What do you think of when you hear the word, "Analytics?"
Again and again your humble host of The BeanCast hears about measurement and results and ROI and other ways to evaluate the effectiveness of a marketing campaign. And then occasionally I'll hear someone talk about using analytics to target a specific demo or zip code. But I rarely hear anyone on my marketing podcast or in my consultantcy or pretty much anywhere talk about how their models are being used to actually predict behavior.
A Once Bright Future
I remember when I first entered into the marketing world, I was exposed to an arcane piece of math that seemingly put Einstein's theory of relativity to shame. To my please-no-math brain, I couldn't understand a bit of the equation. But when the benefits it represented were explained to me, my eyes lit up and I became a life-long evangelist right on the spot.

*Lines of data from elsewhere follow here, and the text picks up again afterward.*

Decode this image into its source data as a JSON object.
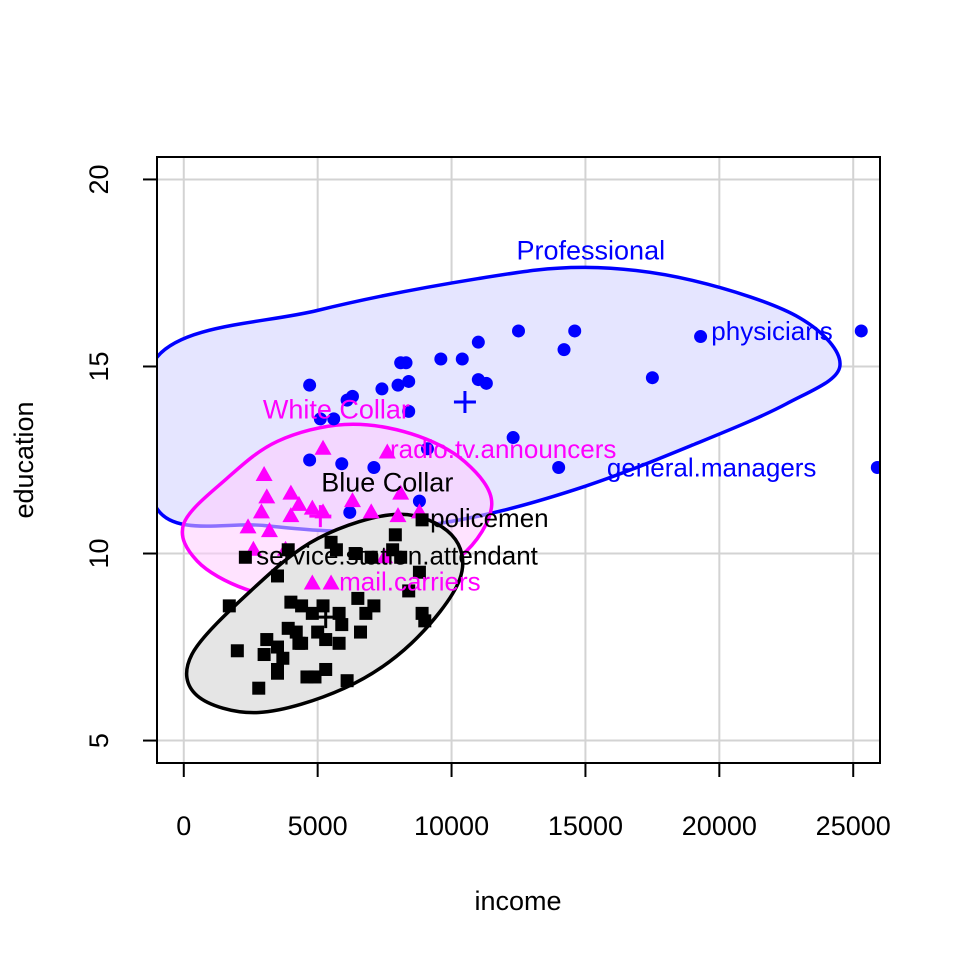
{
  "chart_data": {
    "type": "scatter",
    "title": "",
    "xlabel": "income",
    "ylabel": "education",
    "xlim": [
      -1000,
      26000
    ],
    "ylim": [
      4.4,
      20.6
    ],
    "xticks": [
      0,
      5000,
      10000,
      15000,
      20000,
      25000
    ],
    "yticks": [
      5,
      10,
      15,
      20
    ],
    "xtick_labels": [
      "0",
      "5000",
      "10000",
      "15000",
      "20000",
      "25000"
    ],
    "ytick_labels": [
      "5",
      "10",
      "15",
      "20"
    ],
    "grid": true,
    "colors": {
      "Professional": "#0000ff",
      "White Collar": "#ff00ff",
      "Blue Collar": "#000000"
    },
    "ellipses": [
      {
        "group": "Professional",
        "points": [
          [
            24500,
            15
          ],
          [
            23000,
            16.3
          ],
          [
            19000,
            17.3
          ],
          [
            15000,
            17.65
          ],
          [
            11000,
            17.35
          ],
          [
            5000,
            16.5
          ],
          [
            -1000,
            15.25
          ],
          [
            -1000,
            11.2
          ],
          [
            3000,
            10.75
          ],
          [
            7000,
            10.6
          ],
          [
            11000,
            11.0
          ],
          [
            15000,
            11.8
          ],
          [
            19000,
            12.9
          ],
          [
            22500,
            14.0
          ],
          [
            24500,
            15
          ]
        ],
        "fill": "#e5e5ff",
        "stroke": "#0000ff"
      },
      {
        "group": "White Collar",
        "points": [
          [
            11500,
            11.3
          ],
          [
            10500,
            12.45
          ],
          [
            8500,
            13.2
          ],
          [
            6000,
            13.45
          ],
          [
            3500,
            13.0
          ],
          [
            1600,
            12.0
          ],
          [
            0,
            10.8
          ],
          [
            500,
            9.8
          ],
          [
            2300,
            9.05
          ],
          [
            4800,
            8.7
          ],
          [
            7500,
            8.95
          ],
          [
            10300,
            9.9
          ],
          [
            11500,
            11.3
          ]
        ],
        "fill": "#ffccff",
        "fillOpacity": 0.55,
        "stroke": "#ff00ff"
      },
      {
        "group": "Blue Collar",
        "points": [
          [
            10300,
            9.3
          ],
          [
            10000,
            10.5
          ],
          [
            8000,
            11.05
          ],
          [
            5000,
            10.4
          ],
          [
            2500,
            9.0
          ],
          [
            300,
            7.3
          ],
          [
            500,
            6.2
          ],
          [
            2800,
            5.75
          ],
          [
            6000,
            6.4
          ],
          [
            8500,
            7.6
          ],
          [
            10300,
            9.3
          ]
        ],
        "fill": "#e5e5e5",
        "stroke": "#000000"
      }
    ],
    "series": [
      {
        "name": "Professional",
        "marker": "circle",
        "color": "#0000ff",
        "points": [
          [
            4700,
            14.5
          ],
          [
            5100,
            13.6
          ],
          [
            5600,
            13.6
          ],
          [
            6100,
            14.1
          ],
          [
            6300,
            14.2
          ],
          [
            7400,
            14.4
          ],
          [
            8000,
            14.5
          ],
          [
            8400,
            14.6
          ],
          [
            8100,
            15.1
          ],
          [
            8300,
            15.1
          ],
          [
            9600,
            15.2
          ],
          [
            10400,
            15.2
          ],
          [
            11000,
            15.65
          ],
          [
            12500,
            15.95
          ],
          [
            14200,
            15.45
          ],
          [
            14600,
            15.95
          ],
          [
            11000,
            14.65
          ],
          [
            11300,
            14.55
          ],
          [
            17500,
            14.7
          ],
          [
            19300,
            15.8
          ],
          [
            25300,
            15.95
          ],
          [
            25900,
            12.3
          ],
          [
            14000,
            12.3
          ],
          [
            12300,
            13.1
          ],
          [
            9100,
            12.8
          ],
          [
            7100,
            12.3
          ],
          [
            5900,
            12.4
          ],
          [
            4700,
            12.5
          ],
          [
            8800,
            11.4
          ],
          [
            6200,
            11.1
          ],
          [
            8400,
            13.8
          ]
        ]
      },
      {
        "name": "White Collar",
        "marker": "triangle",
        "color": "#ff00ff",
        "points": [
          [
            3000,
            12.1
          ],
          [
            5200,
            12.8
          ],
          [
            7600,
            12.7
          ],
          [
            3100,
            11.5
          ],
          [
            4000,
            11.6
          ],
          [
            4300,
            11.3
          ],
          [
            4800,
            11.2
          ],
          [
            5200,
            11.1
          ],
          [
            6300,
            11.4
          ],
          [
            7000,
            11.1
          ],
          [
            8100,
            11.6
          ],
          [
            8000,
            11.0
          ],
          [
            8800,
            11.1
          ],
          [
            2400,
            10.7
          ],
          [
            2900,
            11.1
          ],
          [
            3200,
            10.6
          ],
          [
            4000,
            11.0
          ],
          [
            2600,
            10.1
          ],
          [
            3800,
            10.1
          ],
          [
            7500,
            9.9
          ],
          [
            4800,
            9.2
          ],
          [
            5500,
            9.2
          ]
        ]
      },
      {
        "name": "Blue Collar",
        "marker": "square",
        "color": "#000000",
        "points": [
          [
            8900,
            10.9
          ],
          [
            7900,
            10.5
          ],
          [
            2300,
            9.9
          ],
          [
            3900,
            10.1
          ],
          [
            5700,
            10.1
          ],
          [
            6400,
            10.0
          ],
          [
            7000,
            9.9
          ],
          [
            7800,
            10.1
          ],
          [
            8100,
            9.9
          ],
          [
            5500,
            10.3
          ],
          [
            3500,
            9.4
          ],
          [
            8800,
            9.5
          ],
          [
            4000,
            8.7
          ],
          [
            4400,
            8.6
          ],
          [
            5200,
            8.6
          ],
          [
            6500,
            8.8
          ],
          [
            7100,
            8.6
          ],
          [
            8400,
            9.0
          ],
          [
            1700,
            8.6
          ],
          [
            4800,
            8.4
          ],
          [
            5800,
            8.4
          ],
          [
            6800,
            8.4
          ],
          [
            8900,
            8.4
          ],
          [
            9000,
            8.2
          ],
          [
            3900,
            8.0
          ],
          [
            4200,
            7.9
          ],
          [
            5000,
            7.9
          ],
          [
            5900,
            8.1
          ],
          [
            6600,
            7.9
          ],
          [
            4400,
            7.6
          ],
          [
            3100,
            7.7
          ],
          [
            3500,
            7.5
          ],
          [
            4300,
            7.6
          ],
          [
            5300,
            7.7
          ],
          [
            5800,
            7.6
          ],
          [
            2000,
            7.4
          ],
          [
            3000,
            7.3
          ],
          [
            3700,
            7.2
          ],
          [
            3500,
            6.9
          ],
          [
            4600,
            6.7
          ],
          [
            4900,
            6.7
          ],
          [
            5300,
            6.9
          ],
          [
            6100,
            6.6
          ],
          [
            2800,
            6.4
          ],
          [
            3500,
            6.8
          ]
        ]
      }
    ],
    "centroids": [
      {
        "group": "Professional",
        "x": 10500,
        "y": 14.05,
        "color": "#0000ff"
      },
      {
        "group": "White Collar",
        "x": 5100,
        "y": 11.0,
        "color": "#ff00ff"
      },
      {
        "group": "Blue Collar",
        "x": 5300,
        "y": 8.3,
        "color": "#000000"
      }
    ],
    "group_labels": [
      {
        "text": "Professional",
        "x": 15200,
        "y": 18.1,
        "color": "#0000ff"
      },
      {
        "text": "White Collar",
        "x": 5700,
        "y": 13.85,
        "color": "#ff00ff"
      },
      {
        "text": "Blue Collar",
        "x": 7600,
        "y": 11.9,
        "color": "#000000"
      }
    ],
    "point_labels": [
      {
        "text": "physicians",
        "x": 19700,
        "y": 15.95,
        "color": "#0000ff"
      },
      {
        "text": "general.managers",
        "x": 15800,
        "y": 12.3,
        "color": "#0000ff"
      },
      {
        "text": "radio.tv.announcers",
        "x": 7700,
        "y": 12.8,
        "color": "#ff00ff"
      },
      {
        "text": "policemen",
        "x": 9200,
        "y": 10.95,
        "color": "#000000"
      },
      {
        "text": "service.station.attendant",
        "x": 2700,
        "y": 9.95,
        "color": "#000000"
      },
      {
        "text": "mail.carriers",
        "x": 5800,
        "y": 9.25,
        "color": "#ff00ff"
      }
    ]
  }
}
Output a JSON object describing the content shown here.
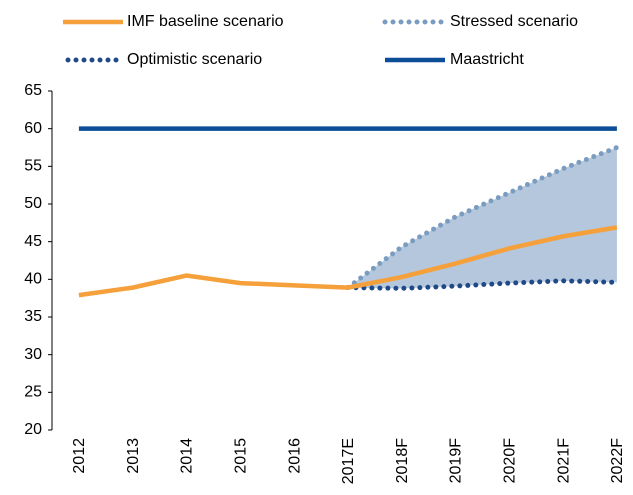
{
  "chart_data": {
    "type": "line",
    "categories": [
      "2012",
      "2013",
      "2014",
      "2015",
      "2016",
      "2017E",
      "2018F",
      "2019F",
      "2020F",
      "2021F",
      "2022F"
    ],
    "series": [
      {
        "name": "IMF baseline scenario",
        "color": "#f5a03a",
        "style": "solid",
        "values": [
          37.9,
          38.9,
          40.5,
          39.5,
          39.2,
          38.9,
          40.3,
          42.1,
          44.1,
          45.7,
          46.9
        ]
      },
      {
        "name": "Stressed scenario",
        "color": "#7a9cc0",
        "style": "dotted",
        "values": [
          null,
          null,
          null,
          null,
          null,
          38.9,
          44.3,
          48.3,
          51.5,
          54.7,
          57.5
        ]
      },
      {
        "name": "Optimistic scenario",
        "color": "#1f4a87",
        "style": "dotted",
        "values": [
          null,
          null,
          null,
          null,
          null,
          38.9,
          38.8,
          39.1,
          39.5,
          39.8,
          39.6
        ]
      },
      {
        "name": "Maastricht",
        "color": "#0b4d96",
        "style": "solid",
        "values": [
          60,
          60,
          60,
          60,
          60,
          60,
          60,
          60,
          60,
          60,
          60
        ]
      }
    ],
    "band_color": "#b4c7dc",
    "ylim": [
      20,
      65
    ],
    "yticks": [
      20,
      25,
      30,
      35,
      40,
      45,
      50,
      55,
      60,
      65
    ],
    "grid": false
  }
}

The model shown to me was called the Cultivation Opportunity Index Valuation model, created by Ward Thomas, an executive at the then Response Marketing Group, which after many reorgs and purchases has become EuroRSCG Discovery. This COI Valuation model (as it was called for short) could take a three-dimensional view of a customer based on three axes of data -- demographics (age, income, etc.), psychographics (interests, hobbies, predilections, etc.) and past purchase behavior. And what it would essentially do is tell us with a high-degree of accuracy what the lifetime value of each customer was.
Measuring Value Instead of Just Response
Notice that this wasn't just about response. This wasn't about just meeting immediate sales objectives. This model (and supporting models like it) essentially told us which individuals in the database represented the highest profits over time. So when we went out to market, we not only could reach or exceed our response objectives, we could also fine-tune our targeting to such a degree that we could achieve these goals with sometime 50% or less of the mail volume previously needed.
Unless you are VERY new to marketing, you'll understand that hitting your response numbers at 50% mail volume, can mean at least a 2x increase in revenue and usually much more, considering the reduction in hard costs.
A Neglected Gem
Yet even back then, when I heard a lot more about this type of modeling, it was hard to convince marketing managers that the investment was worth it. There was nothing tangible (or understandable, for that matter) they could take to their superiors for approval. And even if the investment was made, when the results came in it was the creative that took all the glory.
So true predictive modeling remains an arcane art, practiced well by a few and ignored by the majority of marketers. And it completely boggles my mind that a discipline that can show such solid return on investment is still over-shadowed repeatedly by the marketing darling du jour. It's time that we righted this ship.